El aumento intermensual se debe sobre todo a una revisión al alza de 6,4 millones de toneladas efectuada en la previsión sobre la producción de cereales secundarios, con lo que la producción mundial llegaría a 1.501 millones de toneladas en 2022/23, apenas un 0,5% por debajo de la producción de 2021/22.
Según explica la FAO “las perspectivas se han visto reforzadas este mes por noticias sobre grandes superficies sembradas con maíz en China (continental) y la India”. Además, indica que aunque las perspectivas sobre la producción de maíz en Ucrania siguen indicando un probable descenso del 30% respecto del último promedio quinquenal, estas también se han incrementado a raíz de los datos oficiales que señalan siembras de maíz mayores de lo previsto anteriormente.

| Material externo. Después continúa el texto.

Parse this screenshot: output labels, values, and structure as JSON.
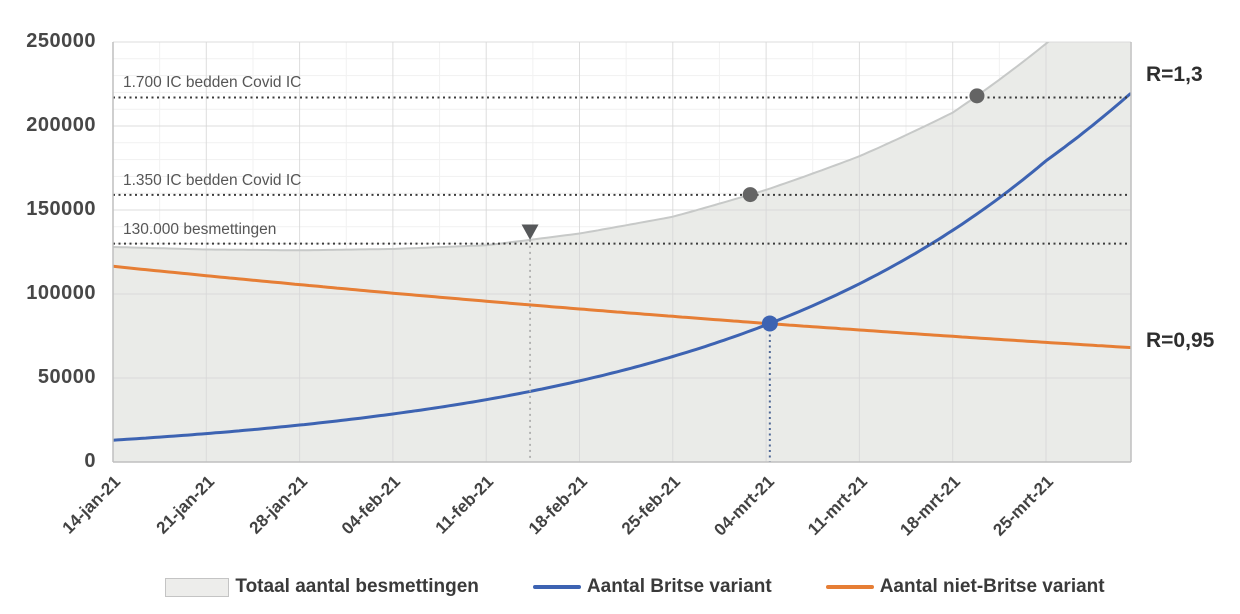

Estos aumentos compensan con creces la reducción moderada de los pronósticos sobre la producción de maíz en México y varios países asiáticos del Lejano Oriente, así como un descenso más importante de la previsión relativa a la Unión Europea, donde las superficies sembradas son inferiores a lo previsto inicialmente y un tiempo más seco de lo normal ha afectado a las perspectivas de rendimiento.
La producción de trigo disminuye ligeramente
La producción mundial de trigo en 2022/23 se ha reducido en julio solo ligeramente, hasta los 770,3 millones de toneladas, lo que representa una disminución del 1% interanual.
La ligera rebaja de las perspectivas se debe “a recortes en los pronósticos acerca de la producción en la Unión Europea, donde la persistente sequedad ha deteriorado las perspectivas de rendimiento, y en menor medida en la Argentina e Iraq”, indica la FAO.